Golden rule of rebasing (never rebase public) in Git - Time & Space Complexity
When using git rebase, it's important to understand how the operation scales with the number of commits involved.
We want to see how the work git does grows as more commits are rebased.
Analyze the time complexity of rebasing a branch with multiple commits.
git checkout feature-branch
# feature-branch has 50 commits
git rebase main
# main has new commits since feature-branch started
This rebases the feature branch commits onto the updated main branch.
Look for repeated steps git performs during rebase.
- Primary operation: Applying each commit one by one onto the new base.
- How many times: Once for each commit in the feature branch (e.g., 50 times).

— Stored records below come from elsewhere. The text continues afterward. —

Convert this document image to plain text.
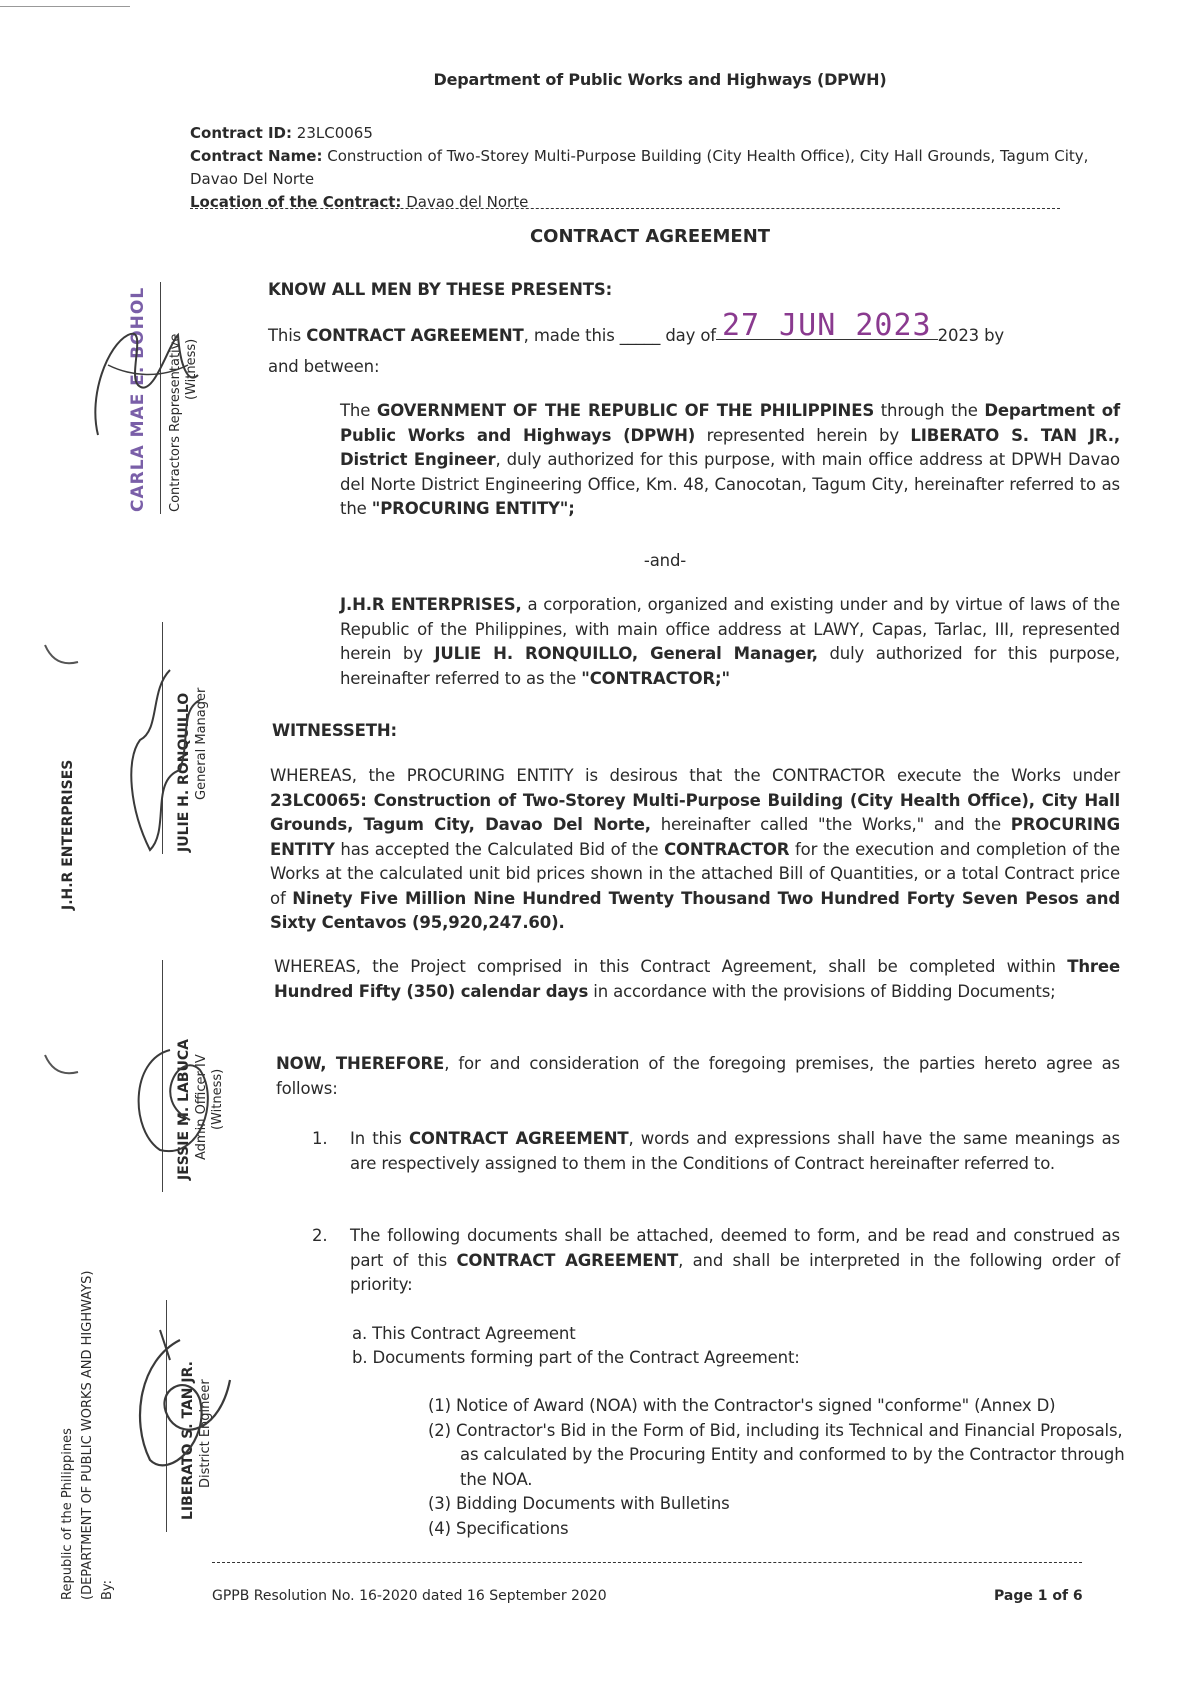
Department of Public Works and Highways (DPWH)
Contract ID: 23LC0065
Contract Name: Construction of Two-Storey Multi-Purpose Building (City Health Office), City Hall Grounds, Tagum City, Davao Del Norte
Location of the Contract: Davao del Norte
CONTRACT AGREEMENT
KNOW ALL MEN BY THESE PRESENTS:
This CONTRACT AGREEMENT, made this _____ day of 27 JUN 2023 2023 by
and between:
The GOVERNMENT OF THE REPUBLIC OF THE PHILIPPINES through the Department of Public Works and Highways (DPWH) represented herein by LIBERATO S. TAN JR., District Engineer, duly authorized for this purpose, with main office address at DPWH Davao del Norte District Engineering Office, Km. 48, Canocotan, Tagum City, hereinafter referred to as the "PROCURING ENTITY";
-and-
J.H.R ENTERPRISES, a corporation, organized and existing under and by virtue of laws of the Republic of the Philippines, with main office address at LAWY, Capas, Tarlac, III, represented herein by JULIE H. RONQUILLO, General Manager, duly authorized for this purpose, hereinafter referred to as the "CONTRACTOR;"
WITNESSETH:
WHEREAS, the PROCURING ENTITY is desirous that the CONTRACTOR execute the Works under 23LC0065: Construction of Two-Storey Multi-Purpose Building (City Health Office), City Hall Grounds, Tagum City, Davao Del Norte, hereinafter called "the Works," and the PROCURING ENTITY has accepted the Calculated Bid of the CONTRACTOR for the execution and completion of the Works at the calculated unit bid prices shown in the attached Bill of Quantities, or a total Contract price of Ninety Five Million Nine Hundred Twenty Thousand Two Hundred Forty Seven Pesos and Sixty Centavos (95,920,247.60).
WHEREAS, the Project comprised in this Contract Agreement, shall be completed within Three Hundred Fifty (350) calendar days in accordance with the provisions of Bidding Documents;
NOW, THEREFORE, for and consideration of the foregoing premises, the parties hereto agree as follows:
1. In this CONTRACT AGREEMENT, words and expressions shall have the same meanings as are respectively assigned to them in the Conditions of Contract hereinafter referred to.
2. The following documents shall be attached, deemed to form, and be read and construed as part of this CONTRACT AGREEMENT, and shall be interpreted in the following order of priority:
a. This Contract Agreement
b. Documents forming part of the Contract Agreement:
(1) Notice of Award (NOA) with the Contractor's signed "conforme" (Annex D)
(2) Contractor's Bid in the Form of Bid, including its Technical and Financial Proposals, as calculated by the Procuring Entity and conformed to by the Contractor through the NOA.
(3) Bidding Documents with Bulletins
(4) Specifications
GPPB Resolution No. 16-2020 dated 16 September 2020	Page 1 of 6
CARLA MAE E. BOHOL Contractors Representative (Witness)
J.H.R ENTERPRISES	JULIE H. RONQUILLO General Manager
JESSIE M. LABUCA Admin Officer IV (Witness)
Republic of the Philippines (DEPARTMENT OF PUBLIC WORKS AND HIGHWAYS) By:
LIBERATO S. TAN JR. District Engineer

As the number of commits to rebase increases, git must apply each commit in order.
| Input Size (n) | Approx. Operations |
|---|---|
| 10 commits | 10 apply steps |
| 100 commits | 100 apply steps |
| 1000 commits | 1000 apply steps |
Pattern observation: The work grows directly with the number of commits to rebase.
Time Complexity: O(n)
This means the time to rebase grows linearly with the number of commits being rebased.
[X] Wrong: "Rebasing a public branch is safe and has no impact on others."
[OK] Correct: Rebasing rewrites commit history, so if others use that branch, their work will conflict and cause confusion.
Understanding how git rebase scales and why rebasing public branches is risky shows you grasp both git mechanics and teamwork impact.
"What if we rebase a branch with only one commit? How does the time complexity change?"